2.ª El conjunto de las provisiones deducibles y los gastos de difícil justificación se cuantificará aplicando el porcentaje del 5 por ciento sobre el rendimiento neto, excluido este concepto, sin que la cuantía resultante pueda superar 2.000 euros anuales. No obstante, no resultará de aplicación dicho porcentaje de deducción cuando el contribuyente opte por la aplicación de la reducción prevista en el artículo 26.1 de este Reglamento'.

A su vez, en cuanto a la determinación del rendimiento neto de actividades económicas, el artículo 28.1 de la Ley del Impuesto realiza una remisión genérica a las normas del Impuesto sobre Sociedades.

La remisión anterior nos lleva al artículo 10 de la Ley 27/2014, de 27 de noviembre, del Impuesto sobre Sociedades (BOE del día 28), que en su apartado 3 dispone que 'en el método de estimación directa, la base imponible se calculará, corrigiendo, mediante la aplicación de los preceptos establecidos en esta Ley, el resultado contable determinado de acuerdo con las normas previstas en el Código de Comercio, en las demás leyes relativas a dicha determinación y en las disposiciones que se dicten en desarrollo de las citadas normas'.

De acuerdo con lo anterior, la deducibilidad de los gastos está condicionada por el principio de su correlación con los ingresos, de tal suerte que aquéllos respecto de los que se acredite que se han ocasionado en el ejercicio de la actividad, que estén relacionados con la obtención de los ingresos, serán deducibles, en los términos previstos en los preceptos legales antes señalados, mientras que cuando no exista esa vinculación o no se probase suficientemente no podrían considerarse como fiscalmente deducibles de la actividad económica.
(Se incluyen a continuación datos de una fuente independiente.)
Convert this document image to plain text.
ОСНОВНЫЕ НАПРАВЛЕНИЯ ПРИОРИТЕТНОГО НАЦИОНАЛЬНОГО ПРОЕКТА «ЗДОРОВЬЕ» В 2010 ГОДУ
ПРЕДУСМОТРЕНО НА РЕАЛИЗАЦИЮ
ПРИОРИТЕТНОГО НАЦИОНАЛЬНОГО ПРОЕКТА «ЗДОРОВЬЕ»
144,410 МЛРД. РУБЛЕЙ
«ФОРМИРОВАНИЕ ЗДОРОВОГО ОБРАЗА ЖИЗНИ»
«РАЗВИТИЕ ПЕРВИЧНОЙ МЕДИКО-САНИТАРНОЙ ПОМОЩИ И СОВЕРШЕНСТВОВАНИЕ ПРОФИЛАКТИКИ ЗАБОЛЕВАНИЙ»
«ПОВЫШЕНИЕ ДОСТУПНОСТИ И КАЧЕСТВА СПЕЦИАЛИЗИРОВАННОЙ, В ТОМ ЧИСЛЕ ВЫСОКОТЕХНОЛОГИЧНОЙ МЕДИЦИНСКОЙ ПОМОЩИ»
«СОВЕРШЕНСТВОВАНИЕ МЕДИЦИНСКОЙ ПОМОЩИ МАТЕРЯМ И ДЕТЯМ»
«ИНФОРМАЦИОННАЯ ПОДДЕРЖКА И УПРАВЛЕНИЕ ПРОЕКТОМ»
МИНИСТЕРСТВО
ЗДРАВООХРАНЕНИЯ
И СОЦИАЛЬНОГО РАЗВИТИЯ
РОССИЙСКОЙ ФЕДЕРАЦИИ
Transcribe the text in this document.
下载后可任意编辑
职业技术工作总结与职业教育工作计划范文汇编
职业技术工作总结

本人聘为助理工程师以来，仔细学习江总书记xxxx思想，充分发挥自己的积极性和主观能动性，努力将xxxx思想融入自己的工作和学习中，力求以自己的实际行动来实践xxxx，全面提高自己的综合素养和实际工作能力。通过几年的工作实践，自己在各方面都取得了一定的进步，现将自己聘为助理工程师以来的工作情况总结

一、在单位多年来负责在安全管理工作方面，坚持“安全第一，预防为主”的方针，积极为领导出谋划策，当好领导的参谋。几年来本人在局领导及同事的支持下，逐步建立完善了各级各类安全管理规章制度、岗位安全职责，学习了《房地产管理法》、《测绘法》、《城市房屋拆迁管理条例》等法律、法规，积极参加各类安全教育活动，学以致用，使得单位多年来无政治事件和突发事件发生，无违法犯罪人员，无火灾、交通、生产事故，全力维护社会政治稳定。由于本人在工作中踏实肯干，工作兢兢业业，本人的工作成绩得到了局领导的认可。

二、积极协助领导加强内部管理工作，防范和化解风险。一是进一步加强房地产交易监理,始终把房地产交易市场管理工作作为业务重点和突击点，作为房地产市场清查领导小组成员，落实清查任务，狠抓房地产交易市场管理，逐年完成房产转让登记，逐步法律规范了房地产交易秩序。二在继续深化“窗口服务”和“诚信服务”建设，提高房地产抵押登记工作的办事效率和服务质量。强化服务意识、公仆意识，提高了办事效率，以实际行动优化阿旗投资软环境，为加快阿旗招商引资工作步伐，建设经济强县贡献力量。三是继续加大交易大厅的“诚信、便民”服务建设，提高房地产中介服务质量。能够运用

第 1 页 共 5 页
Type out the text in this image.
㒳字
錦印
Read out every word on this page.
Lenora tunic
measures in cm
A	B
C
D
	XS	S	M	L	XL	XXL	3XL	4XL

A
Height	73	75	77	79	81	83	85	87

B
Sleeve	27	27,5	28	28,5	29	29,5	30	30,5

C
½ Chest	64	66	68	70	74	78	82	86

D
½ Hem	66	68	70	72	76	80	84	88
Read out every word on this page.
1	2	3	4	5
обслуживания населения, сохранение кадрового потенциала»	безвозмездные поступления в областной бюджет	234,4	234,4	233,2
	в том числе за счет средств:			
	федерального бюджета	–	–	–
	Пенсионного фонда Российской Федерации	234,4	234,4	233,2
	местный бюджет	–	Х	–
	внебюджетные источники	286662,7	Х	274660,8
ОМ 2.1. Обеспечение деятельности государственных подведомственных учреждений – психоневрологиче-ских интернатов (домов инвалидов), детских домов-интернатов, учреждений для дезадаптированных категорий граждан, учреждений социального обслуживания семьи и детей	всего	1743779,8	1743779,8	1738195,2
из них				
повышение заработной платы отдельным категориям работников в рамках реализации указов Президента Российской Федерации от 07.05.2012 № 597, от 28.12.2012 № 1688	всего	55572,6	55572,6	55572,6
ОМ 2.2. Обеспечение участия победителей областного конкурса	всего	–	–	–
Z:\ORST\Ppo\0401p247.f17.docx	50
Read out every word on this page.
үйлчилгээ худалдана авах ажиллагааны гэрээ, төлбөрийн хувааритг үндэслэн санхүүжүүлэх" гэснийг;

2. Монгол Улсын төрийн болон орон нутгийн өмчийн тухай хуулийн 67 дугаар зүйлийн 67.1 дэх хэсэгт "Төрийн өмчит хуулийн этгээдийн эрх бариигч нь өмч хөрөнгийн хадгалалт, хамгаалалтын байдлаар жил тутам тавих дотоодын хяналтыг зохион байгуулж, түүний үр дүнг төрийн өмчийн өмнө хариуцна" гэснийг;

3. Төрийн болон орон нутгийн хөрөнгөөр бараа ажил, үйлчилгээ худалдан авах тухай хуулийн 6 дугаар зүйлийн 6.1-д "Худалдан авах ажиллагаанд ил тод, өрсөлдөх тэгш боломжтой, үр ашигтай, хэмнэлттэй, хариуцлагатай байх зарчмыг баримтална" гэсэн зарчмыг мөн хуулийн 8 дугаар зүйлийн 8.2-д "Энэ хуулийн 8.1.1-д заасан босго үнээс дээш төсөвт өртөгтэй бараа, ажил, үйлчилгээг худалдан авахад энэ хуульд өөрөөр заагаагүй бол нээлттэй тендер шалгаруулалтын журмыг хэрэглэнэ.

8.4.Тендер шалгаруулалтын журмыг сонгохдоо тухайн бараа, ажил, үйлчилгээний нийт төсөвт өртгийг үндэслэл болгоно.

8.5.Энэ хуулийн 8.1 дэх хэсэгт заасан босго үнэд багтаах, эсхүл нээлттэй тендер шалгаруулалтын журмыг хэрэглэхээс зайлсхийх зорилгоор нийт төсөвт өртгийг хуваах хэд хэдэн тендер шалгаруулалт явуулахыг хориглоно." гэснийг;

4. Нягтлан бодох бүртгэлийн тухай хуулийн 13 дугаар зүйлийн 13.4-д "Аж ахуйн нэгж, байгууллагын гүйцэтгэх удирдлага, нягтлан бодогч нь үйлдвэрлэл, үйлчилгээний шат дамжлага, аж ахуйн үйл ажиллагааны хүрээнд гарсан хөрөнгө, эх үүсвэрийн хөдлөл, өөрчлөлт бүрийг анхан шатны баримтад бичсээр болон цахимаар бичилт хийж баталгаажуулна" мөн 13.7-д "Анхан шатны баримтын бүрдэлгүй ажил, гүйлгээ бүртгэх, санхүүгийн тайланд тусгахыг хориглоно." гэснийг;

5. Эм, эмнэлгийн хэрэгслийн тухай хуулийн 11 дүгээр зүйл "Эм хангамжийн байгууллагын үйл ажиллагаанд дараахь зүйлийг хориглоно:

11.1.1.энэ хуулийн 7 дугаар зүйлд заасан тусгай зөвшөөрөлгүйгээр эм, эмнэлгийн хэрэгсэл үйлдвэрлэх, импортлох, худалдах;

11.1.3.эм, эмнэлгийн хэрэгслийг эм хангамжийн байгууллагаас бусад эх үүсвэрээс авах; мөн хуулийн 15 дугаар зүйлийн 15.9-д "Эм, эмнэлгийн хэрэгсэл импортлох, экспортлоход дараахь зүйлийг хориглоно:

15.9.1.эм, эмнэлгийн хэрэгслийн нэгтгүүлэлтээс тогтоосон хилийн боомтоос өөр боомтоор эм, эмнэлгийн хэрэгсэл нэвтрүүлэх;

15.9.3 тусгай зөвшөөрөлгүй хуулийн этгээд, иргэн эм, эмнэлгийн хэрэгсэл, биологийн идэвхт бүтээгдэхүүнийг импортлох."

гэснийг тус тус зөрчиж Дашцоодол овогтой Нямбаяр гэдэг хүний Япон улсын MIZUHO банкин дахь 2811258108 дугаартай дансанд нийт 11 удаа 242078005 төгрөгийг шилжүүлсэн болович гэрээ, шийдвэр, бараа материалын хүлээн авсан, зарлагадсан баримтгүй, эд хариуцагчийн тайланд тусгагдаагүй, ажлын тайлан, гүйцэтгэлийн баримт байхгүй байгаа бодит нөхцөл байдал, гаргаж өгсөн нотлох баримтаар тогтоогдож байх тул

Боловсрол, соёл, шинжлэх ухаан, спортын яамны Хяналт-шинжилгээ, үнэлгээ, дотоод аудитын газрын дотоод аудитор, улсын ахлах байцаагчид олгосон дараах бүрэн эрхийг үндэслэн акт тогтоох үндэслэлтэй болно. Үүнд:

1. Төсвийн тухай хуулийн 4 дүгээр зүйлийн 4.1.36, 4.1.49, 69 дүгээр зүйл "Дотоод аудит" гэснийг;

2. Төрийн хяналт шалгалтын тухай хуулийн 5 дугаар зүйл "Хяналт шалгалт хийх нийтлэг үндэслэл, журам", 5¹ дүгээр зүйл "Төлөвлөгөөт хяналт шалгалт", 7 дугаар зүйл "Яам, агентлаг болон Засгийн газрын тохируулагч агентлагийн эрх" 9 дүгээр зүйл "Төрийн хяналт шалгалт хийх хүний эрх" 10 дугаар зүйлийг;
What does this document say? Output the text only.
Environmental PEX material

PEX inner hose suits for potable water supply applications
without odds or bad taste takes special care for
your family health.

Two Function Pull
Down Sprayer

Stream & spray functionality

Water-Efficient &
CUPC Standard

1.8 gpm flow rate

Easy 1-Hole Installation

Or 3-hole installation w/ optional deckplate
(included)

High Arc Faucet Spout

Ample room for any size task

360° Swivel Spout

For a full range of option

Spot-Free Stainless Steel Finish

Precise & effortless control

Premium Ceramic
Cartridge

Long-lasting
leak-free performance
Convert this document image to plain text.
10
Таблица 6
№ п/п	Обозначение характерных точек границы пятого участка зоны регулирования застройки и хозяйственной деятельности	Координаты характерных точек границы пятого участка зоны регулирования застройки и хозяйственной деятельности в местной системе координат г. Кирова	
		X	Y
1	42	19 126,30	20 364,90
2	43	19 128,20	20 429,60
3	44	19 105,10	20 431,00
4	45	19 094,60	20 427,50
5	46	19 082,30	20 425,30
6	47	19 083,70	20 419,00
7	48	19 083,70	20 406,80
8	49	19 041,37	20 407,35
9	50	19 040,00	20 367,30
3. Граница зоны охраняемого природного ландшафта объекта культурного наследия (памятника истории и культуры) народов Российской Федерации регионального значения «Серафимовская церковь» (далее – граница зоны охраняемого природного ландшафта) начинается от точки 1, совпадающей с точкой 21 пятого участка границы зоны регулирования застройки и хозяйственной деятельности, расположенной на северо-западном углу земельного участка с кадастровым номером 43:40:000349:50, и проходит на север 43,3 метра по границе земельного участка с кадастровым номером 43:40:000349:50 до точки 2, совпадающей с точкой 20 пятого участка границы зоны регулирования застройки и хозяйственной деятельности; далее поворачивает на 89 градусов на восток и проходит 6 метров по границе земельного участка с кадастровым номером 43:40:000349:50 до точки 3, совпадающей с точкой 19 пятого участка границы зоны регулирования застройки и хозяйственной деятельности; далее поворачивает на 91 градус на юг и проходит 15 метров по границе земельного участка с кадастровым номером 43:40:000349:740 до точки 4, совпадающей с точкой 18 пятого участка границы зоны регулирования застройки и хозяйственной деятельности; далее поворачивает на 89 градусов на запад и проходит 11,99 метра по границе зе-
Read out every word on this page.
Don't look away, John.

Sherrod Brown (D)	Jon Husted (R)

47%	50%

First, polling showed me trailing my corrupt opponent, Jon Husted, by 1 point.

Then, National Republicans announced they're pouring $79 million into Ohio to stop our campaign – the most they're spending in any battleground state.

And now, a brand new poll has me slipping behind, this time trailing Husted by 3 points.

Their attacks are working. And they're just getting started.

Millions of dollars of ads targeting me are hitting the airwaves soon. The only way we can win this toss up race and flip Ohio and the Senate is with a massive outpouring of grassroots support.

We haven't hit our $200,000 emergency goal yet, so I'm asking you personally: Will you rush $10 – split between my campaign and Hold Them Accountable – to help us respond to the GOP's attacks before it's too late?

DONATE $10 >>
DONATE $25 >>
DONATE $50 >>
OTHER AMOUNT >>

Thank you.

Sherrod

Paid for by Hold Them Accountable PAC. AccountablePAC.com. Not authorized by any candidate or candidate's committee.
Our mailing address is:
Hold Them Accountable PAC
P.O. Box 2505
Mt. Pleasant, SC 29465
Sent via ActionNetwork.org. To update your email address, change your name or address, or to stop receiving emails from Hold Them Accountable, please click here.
Además del requisito de que el gasto esté vinculado a la actividad económica desarrollada, deberán los gastos, para su deducción, cumplir los requisitos de correcta imputación temporal, de registro en la contabilidad o en los libros registros que el contribuyente deba llevar, así como estar convenientemente justificados.

Lo que comunico a usted con efectos vinculantes, conforme a lo dispuesto en el apartado 1 del artículo 89 de la Ley General Tributaria.